The Coalition’s purpose is to create and share a set of widely-endorsed free resources that will empower school communities across America in the ongoing support of their grieving students. AMLE is proud to be a Supporting Organizational Member of the Coalition.
Why the Coalition Exists
Childhood bereavement is all too common: in the United States, approximately one in 20 children will lose a parent by the time they reach 16 years of age and 9 in 10 children experience the death of a close friend or family member by the time they complete high school.
Yet grieving children are vastly overlooked—both in society at large and in schools in particular. Schools have a critical role to play in the grief journey of children who have lost a loved one. Teachers’ and classmates’ response to a student’s grief can either serve as a source of support and stability during a difficult time, or as an additional hurdle to surmount.
Moreover, grief can have a serious impact on learning for school-age children; bereavement can manifest itself in decreased academic performance, social withdrawal, and new behavioral problems.
By demonstrating support, educators have an enormous opportunity to improve outcomes for their students.

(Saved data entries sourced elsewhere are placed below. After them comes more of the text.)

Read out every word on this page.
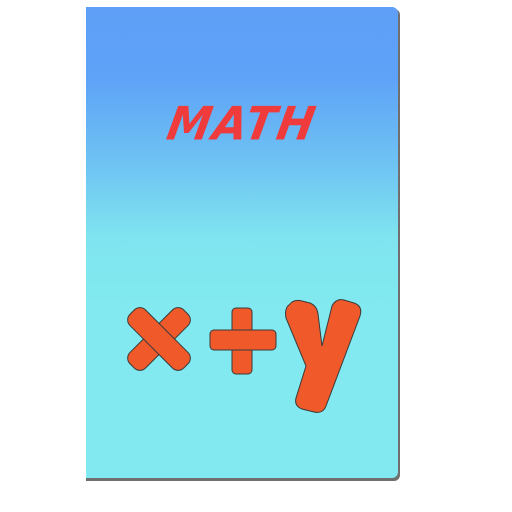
MATH
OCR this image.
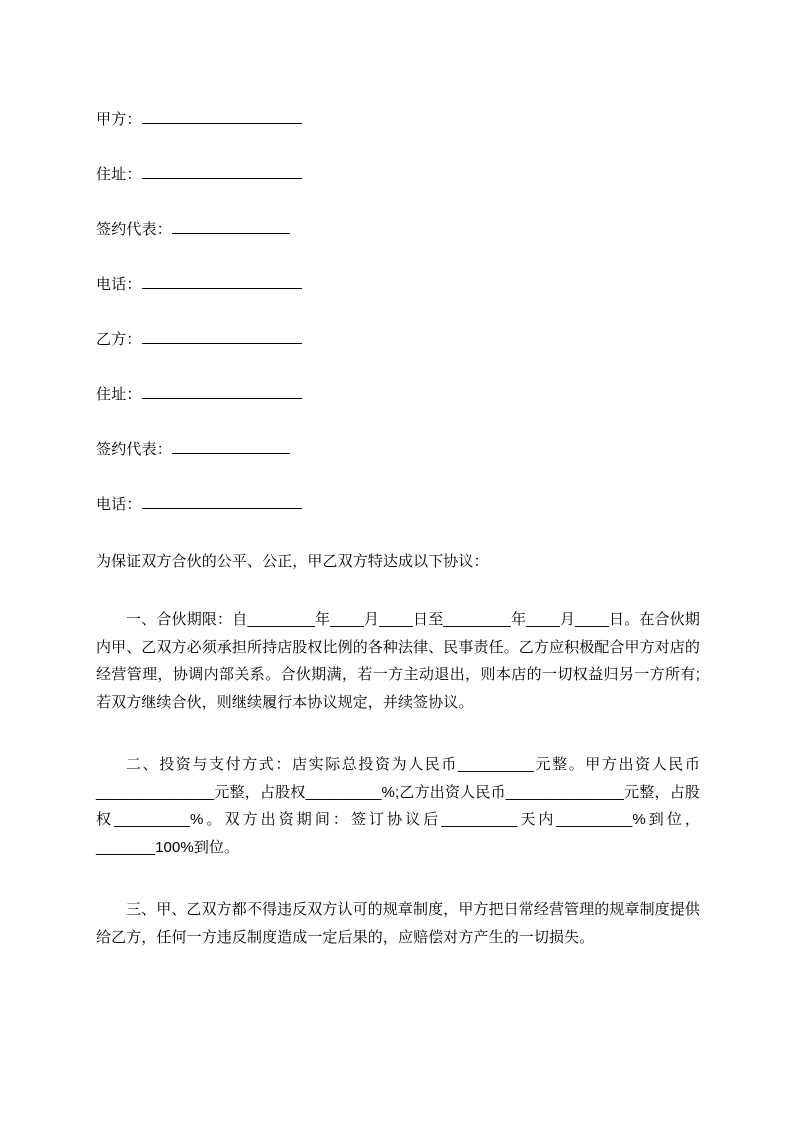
甲方：
住址：
签约代表：
电话：
乙方：
住址：
签约代表：
电话：
为保证双方合伙的公平、公正，甲乙双方特达成以下协议：
一、合伙期限：自________年____月____日至________年____月____日。在合伙期内甲、乙双方必须承担所持店股权比例的各种法律、民事责任。乙方应积极配合甲方对店的经营管理，协调内部关系。合伙期满，若一方主动退出，则本店的一切权益归另一方所有;若双方继续合伙，则继续履行本协议规定，并续签协议。
二、投资与支付方式：店实际总投资为人民币_________元整。甲方出资人民币______________元整，占股权_________%;乙方出资人民币______________元整，占股权_________%。双方出资期间：签订协议后_________天内_________%到位，_______100%到位。
三、甲、乙双方都不得违反双方认可的规章制度，甲方把日常经营管理的规章制度提供给乙方，任何一方违反制度造成一定后果的，应赔偿对方产生的一切损失。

Unfortunately, the vast majority of teachers feel unequipped for this task. In a survey on grief at school conducted by the New York Life Foundation in conjunction with the American Federation of Teachers (AFT), 7 in 10 teachers reported having at least one grieving student currently in their classroom.
While 89 percent of teachers believe there should be a greater focus on training educators to support grieving students, only 7 percent reported having had any amount of bereavement training. Teachers desire, but currently lack, the knowledge of how to support the grieving students in their midst and identify this as the single greatest barrier preventing them from reaching out and offering support.
Our Task
The Coalition to Support Grieving Students has come together to remedy this gap by developing a set of resources prepared by and broadly approved by leading professional organizations to guide educators and other school personnel in supporting and caring for their grieving students.
The primary resource, www.grievingstudents.org, provides practical, accessible information for classroom educators, principals, administrators, student support personnel, and other school professionals. Informed by the expertise of Dr. David Schonfeld and other leading bereavement experts in the National Center for School Crisis and Bereavement (www.schoolcrisiscenter.org), and with feedback and contributions from more than 60 participating organizations including the Association for Middle Level Education (AMLE), this online resource captures current best practices for addressing grief at school through a dynamic multimedia approach with over 20 video training modules on topics ranging from how to talk with grieving students to responding to a school crisis event. The site also includes module summaries, handouts, reference materials, and guidance documents providing step-by-step practical advice that are available for download at no cost.